When Dr. Eliver Ghosn (Asst. Professor, Immunology, SOM) moved to Emory from Stanford University about three years ago, he knew he would need partners in IT who could help his new lab with enormous computational needs. His solution was turning to the AWS at Emory team. “They were truly helpful in getting me settled in at Emory,” says Ghosn.
In the Ghosn Lab, they study the development and function of the mammalian immune system at a single-cell level. Biomedical research is moving at a pace where, especially in regard to cellular biology, the data you can get from a single cell is huge. For Eliver and his colleagues, it became almost impossible to analyze those data sets on local computers. They needed to move to data science to mine all of the datasets that they generate in the lab.
Ghosn needed to use AWS to analyze all of their single-cell multi-omics data. Multi-omics is single-cell RNA sequencing in which they measure many different parameters of each cell, then run the test on thousands of cells. Multiply that by the 25,000 genes in the genome and you begin to see how many data points they have.
“We brought the first single-cell platform to Emory, designed by 10x Genomics,” says Ghosn. “We acquired the instrument to run this platform so that we could do all of our work in-house. Initially, I was doing all of the analysis manually. 10x Genomics had a pipeline called Cell Ranger that used a Linux system. But the datasets we would get would be close to a terabyte in size so running them on a local computer was no longer feasible.”
Plus, the computing power they need kept changing so they couldn’t keep buying computers. They decided to move to AWS.
At first, they kept the Linux system but transferred all of their data to AWS, where they ran Cell Ranger to analyze it, then transferred the output data back to the Linux system. But then the AWS Team wrote a script to automate this process and now they can run a new analysis each week and keep the massive amounts of data on AWS.

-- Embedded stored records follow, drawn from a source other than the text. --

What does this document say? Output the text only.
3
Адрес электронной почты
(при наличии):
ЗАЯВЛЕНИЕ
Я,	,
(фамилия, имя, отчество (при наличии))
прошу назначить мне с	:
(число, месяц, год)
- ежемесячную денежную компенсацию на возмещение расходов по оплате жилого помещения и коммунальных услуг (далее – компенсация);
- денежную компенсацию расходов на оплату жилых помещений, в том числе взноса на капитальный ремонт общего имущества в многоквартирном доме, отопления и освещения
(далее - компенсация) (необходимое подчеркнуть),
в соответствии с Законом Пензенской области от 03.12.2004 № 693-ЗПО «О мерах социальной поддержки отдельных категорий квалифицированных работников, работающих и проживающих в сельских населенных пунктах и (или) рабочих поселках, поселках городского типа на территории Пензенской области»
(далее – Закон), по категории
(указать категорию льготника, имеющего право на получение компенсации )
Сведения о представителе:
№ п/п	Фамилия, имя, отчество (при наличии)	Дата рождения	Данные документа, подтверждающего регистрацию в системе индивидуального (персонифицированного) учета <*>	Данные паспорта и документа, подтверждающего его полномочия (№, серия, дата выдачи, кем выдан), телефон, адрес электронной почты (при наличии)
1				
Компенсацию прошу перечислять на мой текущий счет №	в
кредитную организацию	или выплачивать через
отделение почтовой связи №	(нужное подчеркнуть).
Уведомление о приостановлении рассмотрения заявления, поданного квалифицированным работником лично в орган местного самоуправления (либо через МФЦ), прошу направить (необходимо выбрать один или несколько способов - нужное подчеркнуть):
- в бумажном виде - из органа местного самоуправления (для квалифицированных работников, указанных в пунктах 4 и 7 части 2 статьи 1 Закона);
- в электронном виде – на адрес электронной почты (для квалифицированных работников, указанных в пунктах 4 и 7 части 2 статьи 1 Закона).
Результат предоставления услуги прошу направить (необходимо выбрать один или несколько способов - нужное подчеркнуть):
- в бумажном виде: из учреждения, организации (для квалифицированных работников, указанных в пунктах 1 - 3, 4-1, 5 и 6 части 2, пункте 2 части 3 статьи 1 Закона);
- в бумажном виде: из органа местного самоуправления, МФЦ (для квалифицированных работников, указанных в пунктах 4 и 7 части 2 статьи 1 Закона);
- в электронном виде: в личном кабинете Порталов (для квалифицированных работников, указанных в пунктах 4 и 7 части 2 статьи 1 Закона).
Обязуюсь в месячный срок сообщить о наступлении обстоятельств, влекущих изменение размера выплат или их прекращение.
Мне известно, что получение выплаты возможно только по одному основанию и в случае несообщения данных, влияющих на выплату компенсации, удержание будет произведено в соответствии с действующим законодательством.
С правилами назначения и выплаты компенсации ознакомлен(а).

The Ghosn Lab is divided between basic research science and technology development. Ghosn’s lab students all have user accounts with AWS and can control their data and access. They also have several bioinformatics students from Georgia Tech who come to the lab to do research and help them run visualizations of the data. By utilizing sponsored accounts, the Tech researchers can use Emory’s AWS to run a matrix of the data that allows many different pipelines to run analyses of the data.
Laughs Ghosn, “And we are constantly updating our analyses. Our lab is expanding.”
Another element of the AWS at Emory service that has been helpful for Ghosn’s research was that the massive data generated by genomic sequencing could be transferred directly from the sequencer into their AWS account without having to download it to local machines. With scripts written by the AWS at Emory Team automating the process, the process has become quicker and more reliable.
Additionally, AWS provides backups that keep their data much safer than storing on an Emory local server.
“Automating this whole system allows us to keep our lab in the top tier and become leaders in the field,” says Ghosn “This lab was the first to bring the 10x Genomics platform to Emory and after three years we have developed a reputation for generating quality results, both reliably and quickly.”
With regards to his collaboration with the AWS at Emory Team, “I tell our colleagues to go ahead and get an AWS account. It makes life easier and gives you peace of mind that your scientific work is safely kept, uploaded where it needs to go, can be accessed from anywhere, and doesn’t require a computer science background to run it. AWS at Emory has all of this and more.”